The purpose of the project was to effectively collaborate on acquiring appropriate datasets then tidying and transforming to analyze and visualize the dataset in effort to answer the questions.
Data Source:
“Data Scientist Jobs” from Kaggle (url: https://www.kaggle.com/andrewmvd/data-scientist-jobs) that contains information on Job title, Salary and Description which would explain what skills are highly desired.
“The most in Demand Skills for Data Scientists” from Kaggle (url: https://www.kaggle.com/discdiver/the-most-in-demand-skills-for-data-scientists/data) that contains general data scientists’ skills that are desired by the employers.
1. Acquiring Data : Finding the appropriate dataset and uploading it to Github as a csv file so that they can be read into rstudio for tidying and transforming.
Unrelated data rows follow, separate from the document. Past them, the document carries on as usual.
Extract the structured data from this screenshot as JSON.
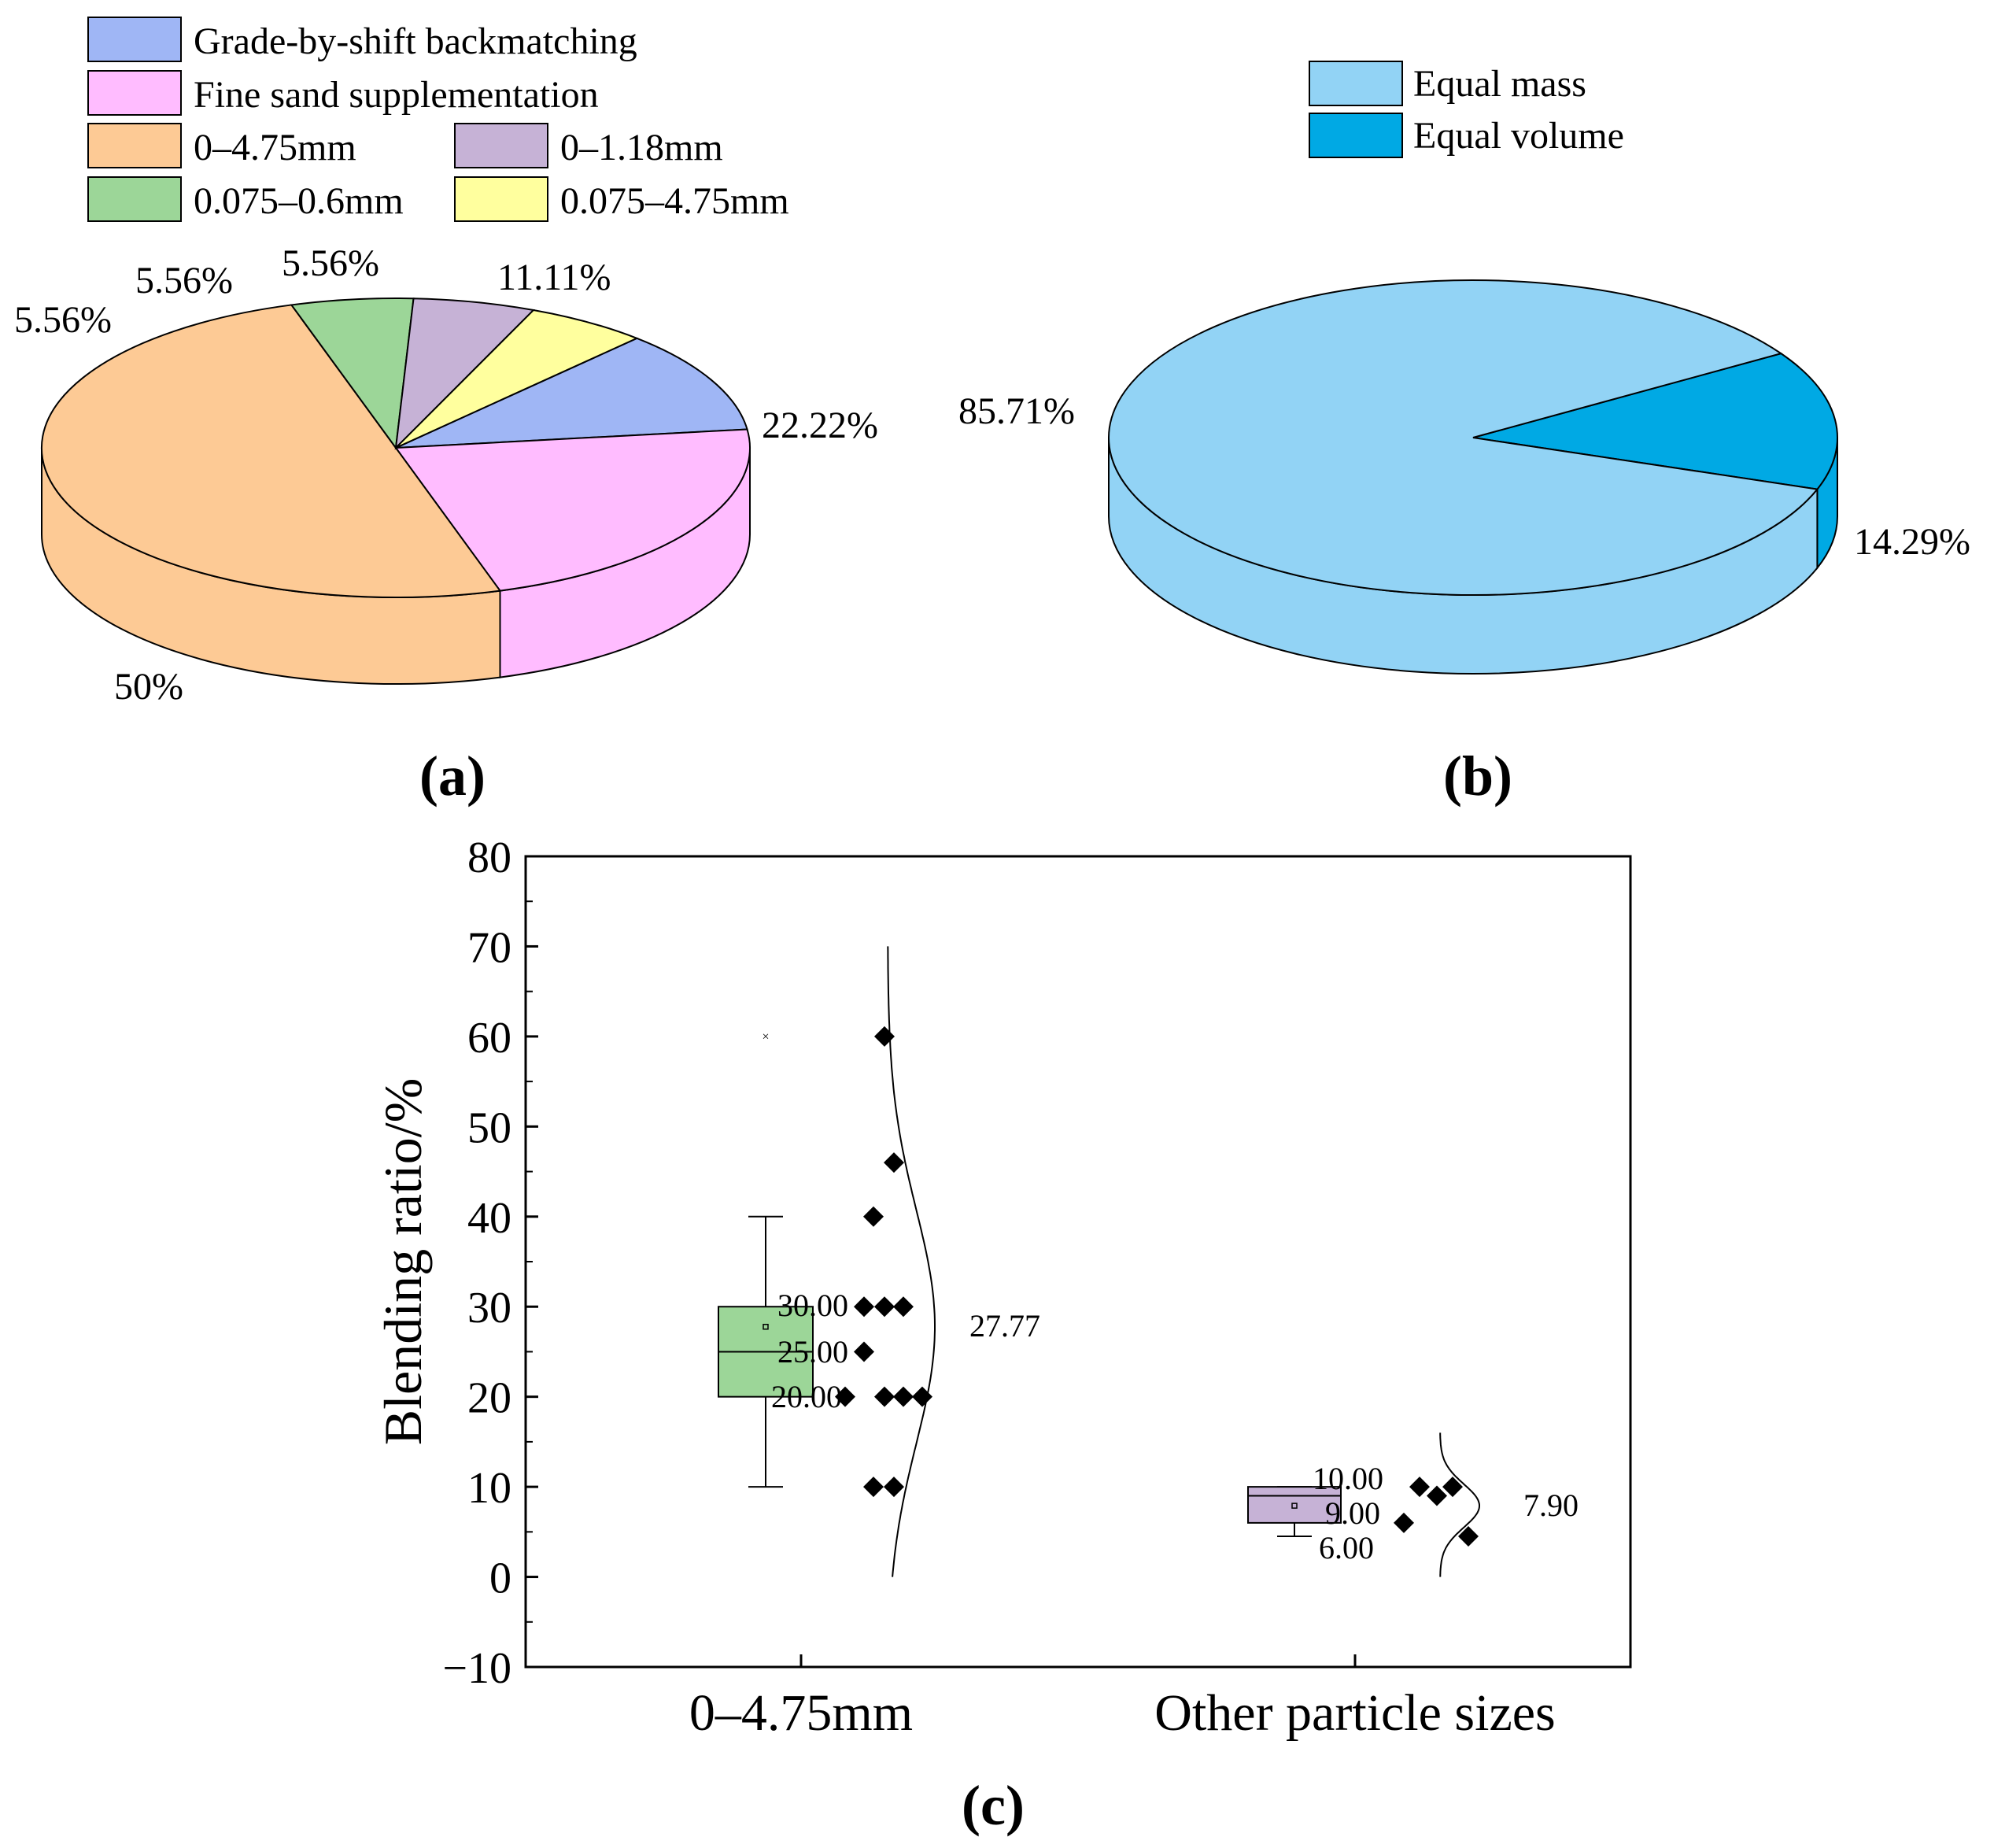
{
  "chart_data": [
    {
      "type": "pie",
      "panel_label": "(a)",
      "title": "",
      "colors": {
        "grade": "#9fb6f5",
        "fine": "#ffbcff",
        "p0475": "#fdca95",
        "p0118": "#c6b2d6",
        "p0075_06": "#9cd698",
        "p0075_475": "#ffff9e"
      },
      "legend": [
        {
          "key": "grade",
          "label": "Grade-by-shift backmatching"
        },
        {
          "key": "fine",
          "label": "Fine sand supplementation"
        },
        {
          "key": "p0475",
          "label": "0–4.75mm"
        },
        {
          "key": "p0118",
          "label": "0–1.18mm"
        },
        {
          "key": "p0075_06",
          "label": "0.075–0.6mm"
        },
        {
          "key": "p0075_475",
          "label": "0.075–4.75mm"
        }
      ],
      "slices": [
        {
          "key": "grade",
          "value": 11.11,
          "label": "11.11%"
        },
        {
          "key": "fine",
          "value": 22.22,
          "label": "22.22%"
        },
        {
          "key": "p0475",
          "value": 50,
          "label": "50%"
        },
        {
          "key": "p0075_06",
          "value": 5.56,
          "label": "5.56%"
        },
        {
          "key": "p0118",
          "value": 5.56,
          "label": "5.56%"
        },
        {
          "key": "p0075_475",
          "value": 5.56,
          "label": "5.56%"
        }
      ]
    },
    {
      "type": "pie",
      "panel_label": "(b)",
      "title": "",
      "colors": {
        "mass": "#92d3f5",
        "volume": "#00a9e4"
      },
      "legend": [
        {
          "key": "mass",
          "label": "Equal mass"
        },
        {
          "key": "volume",
          "label": "Equal volume"
        }
      ],
      "slices": [
        {
          "key": "volume",
          "value": 14.29,
          "label": "14.29%"
        },
        {
          "key": "mass",
          "value": 85.71,
          "label": "85.71%"
        }
      ]
    },
    {
      "type": "box",
      "panel_label": "(c)",
      "title": "",
      "xlabel": "",
      "ylabel": "Blending ratio/%",
      "ylim": [
        -10,
        80
      ],
      "yticks": [
        "−10",
        "0",
        "10",
        "20",
        "30",
        "40",
        "50",
        "60",
        "70",
        "80"
      ],
      "categories": [
        "0–4.75mm",
        "Other particle sizes"
      ],
      "boxes": [
        {
          "category": "0–4.75mm",
          "color": "#9cd698",
          "q1": 20,
          "median": 25,
          "q3": 30,
          "whisker_low": 10,
          "whisker_high": 40,
          "mean": 27.77,
          "outliers": [
            60
          ],
          "q1_label": "20.00",
          "median_label": "25.00",
          "q3_label": "30.00",
          "mean_label": "27.77",
          "points": [
            60,
            46,
            40,
            30,
            30,
            30,
            25,
            20,
            20,
            20,
            20,
            10,
            10
          ],
          "curve_sd": 13
        },
        {
          "category": "Other particle sizes",
          "color": "#c6b2d6",
          "q1": 6,
          "median": 9,
          "q3": 10,
          "whisker_low": 4.5,
          "whisker_high": 10,
          "mean": 7.9,
          "outliers": [],
          "q1_label": "6.00",
          "median_label": "9.00",
          "q3_label": "10.00",
          "mean_label": "7.90",
          "points": [
            10,
            9,
            10,
            6,
            4.5
          ],
          "curve_sd": 2.4
        }
      ]
    }
  ]
}
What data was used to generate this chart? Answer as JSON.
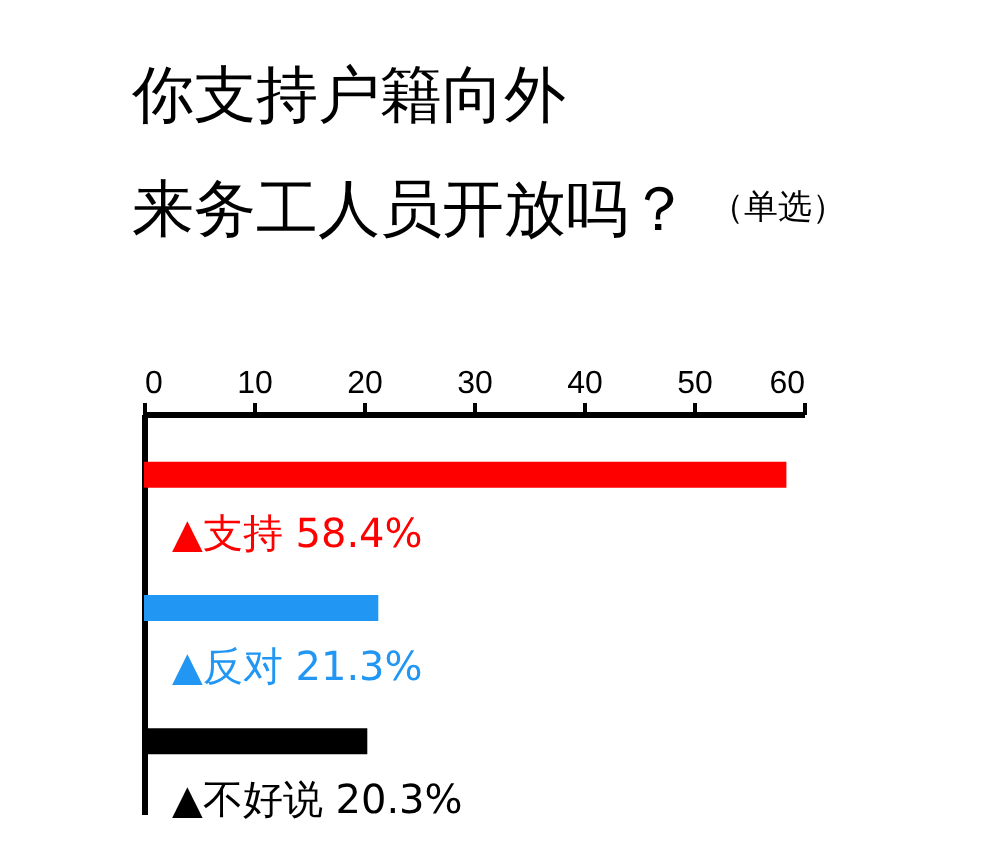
{
  "chart_data": {
    "type": "bar",
    "orientation": "horizontal",
    "title": "你支持户籍向外来务工人员开放吗？",
    "subtitle": "（单选）",
    "categories": [
      "▲支持",
      "▲反对",
      "▲不好说"
    ],
    "values": [
      58.4,
      21.3,
      20.3
    ],
    "colors": [
      "#ff0000",
      "#2196f3",
      "#000000"
    ],
    "value_labels": [
      "58.4%",
      "21.3%",
      "20.3%"
    ],
    "xlim": [
      0,
      60
    ],
    "xticks": [
      0,
      10,
      20,
      30,
      40,
      50,
      60
    ]
  }
}
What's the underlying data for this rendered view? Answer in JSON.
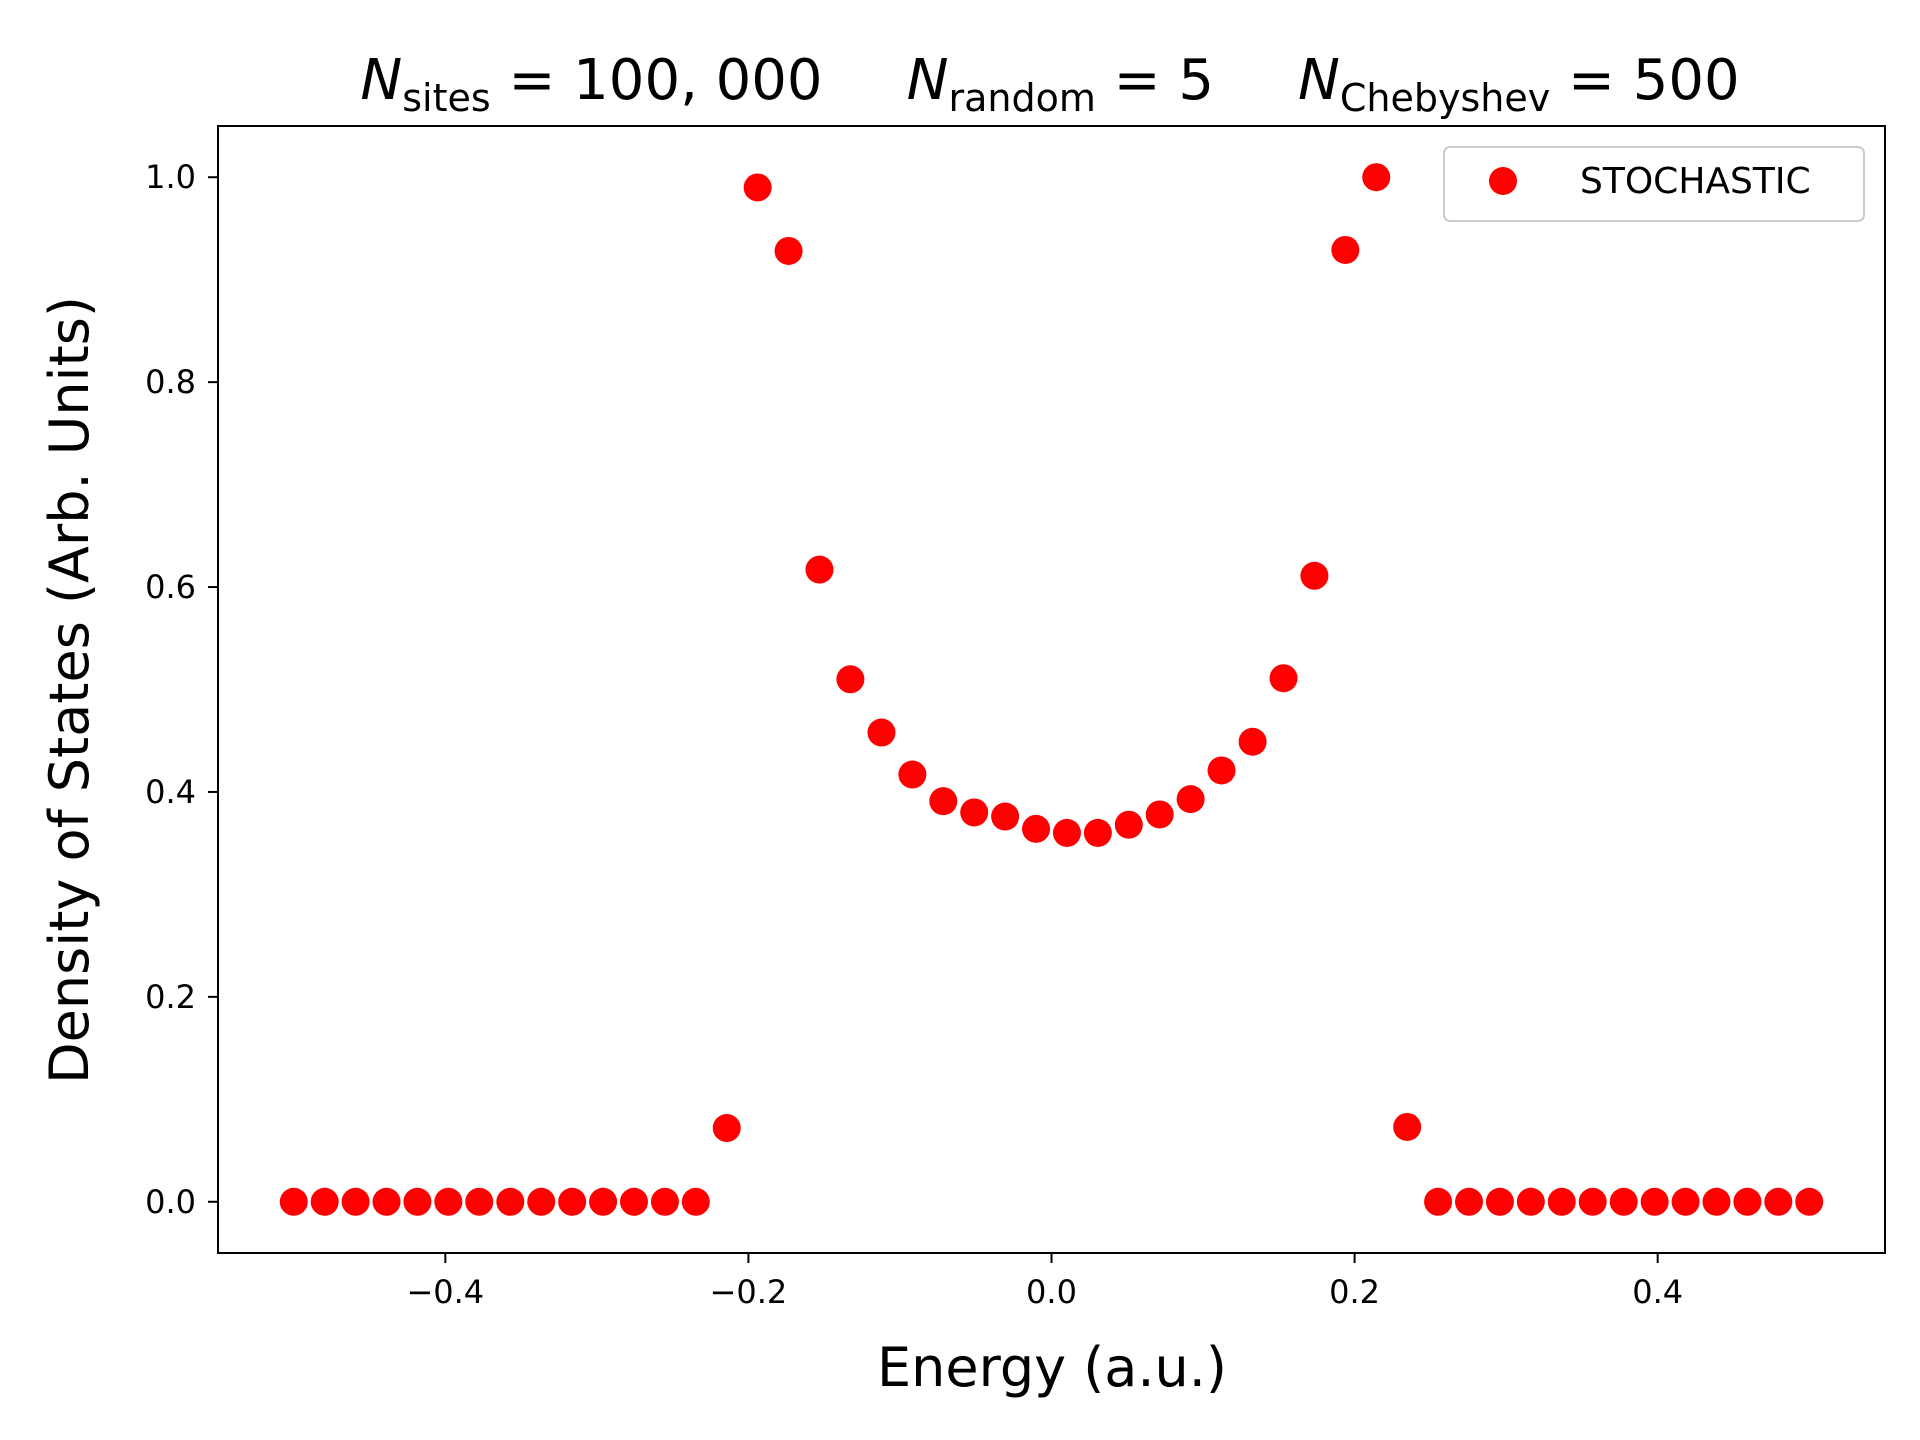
{
  "title": {
    "parts": [
      {
        "sym": "N",
        "sub": "sites",
        "val": "= 100, 000"
      },
      {
        "sym": "N",
        "sub": "random",
        "val": "= 5"
      },
      {
        "sym": "N",
        "sub": "Chebyshev",
        "val": "= 500"
      }
    ]
  },
  "chart_data": {
    "type": "scatter",
    "xlabel": "Energy (a.u.)",
    "ylabel": "Density of States (Arb. Units)",
    "xlim": [
      -0.55,
      0.55
    ],
    "ylim": [
      -0.05,
      1.05
    ],
    "xticks": [
      -0.4,
      -0.2,
      0.0,
      0.2,
      0.4
    ],
    "xtick_labels": [
      "−0.4",
      "−0.2",
      "0.0",
      "0.2",
      "0.4"
    ],
    "yticks": [
      0.0,
      0.2,
      0.4,
      0.6,
      0.8,
      1.0
    ],
    "ytick_labels": [
      "0.0",
      "0.2",
      "0.4",
      "0.6",
      "0.8",
      "1.0"
    ],
    "grid": false,
    "legend_position": "top-right",
    "series": [
      {
        "name": "STOCHASTIC",
        "color": "#ff0000",
        "marker": "circle",
        "x": [
          -0.5,
          -0.4796,
          -0.4592,
          -0.4388,
          -0.4184,
          -0.398,
          -0.3776,
          -0.3571,
          -0.3367,
          -0.3163,
          -0.2959,
          -0.2755,
          -0.2551,
          -0.2347,
          -0.2143,
          -0.1939,
          -0.1735,
          -0.1531,
          -0.1327,
          -0.1122,
          -0.0918,
          -0.0714,
          -0.051,
          -0.0306,
          -0.0102,
          0.0102,
          0.0306,
          0.051,
          0.0714,
          0.0918,
          0.1122,
          0.1327,
          0.1531,
          0.1735,
          0.1939,
          0.2143,
          0.2347,
          0.2551,
          0.2755,
          0.2959,
          0.3163,
          0.3367,
          0.3571,
          0.3776,
          0.398,
          0.4184,
          0.4388,
          0.4592,
          0.4796,
          0.5
        ],
        "y": [
          0.0,
          0.0,
          0.0,
          0.0,
          0.0,
          0.0,
          0.0,
          0.0,
          0.0,
          0.0,
          0.0,
          0.0,
          0.0,
          0.0,
          0.072,
          0.99,
          0.928,
          0.617,
          0.51,
          0.458,
          0.417,
          0.391,
          0.38,
          0.376,
          0.364,
          0.36,
          0.36,
          0.368,
          0.378,
          0.393,
          0.421,
          0.449,
          0.511,
          0.611,
          0.929,
          1.0,
          0.073,
          0.0,
          0.0,
          0.0,
          0.0,
          0.0,
          0.0,
          0.0,
          0.0,
          0.0,
          0.0,
          0.0,
          0.0,
          0.0
        ]
      }
    ]
  }
}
2. Tidy and Transform : Using numerous r functions and packages such as dplyr and tidytext, data frames containing relevant information was extracted for analysis.
3. Visualize and Analysis : The plots were generated regarding general technical skills and desired programming languages using ggplot packages.
4. Conclusion : General insight and conclusion were drawn from the data.
Collaborators on this project are as follows:
Hazal Gunduz
Chunjie Nan
Jiho Kim
We used the following technologies to collaborate:
Slack
Google Docs
library(dplyr)
##
## Attaching package: 'dplyr'
## The following objects are masked from 'package:stats':
##
## filter, lag
## The following objects are masked from 'package:base':
##
## intersect, setdiff, setequal, union
library(tidytext)
library(ggplot2)
library(data.table)
##
## Attaching package: 'data.table'
## The following objects are masked from 'package:dplyr':
##
## between, first, last
There are many skills and skill-sets that employers are looking for when hiring a data-scientist. And, it’s necessary to know the best 9-10 languages. SQL, Python, and R were the most desired programming languages for data scientists and shiny and plotly were the most popular R libraries among the data scientists. When we look at the most desired general skilled graph, top skills are analysis, machine learning, and statistics followed by computer science indicating that most valuable skills for a data scientist are strong technical skills.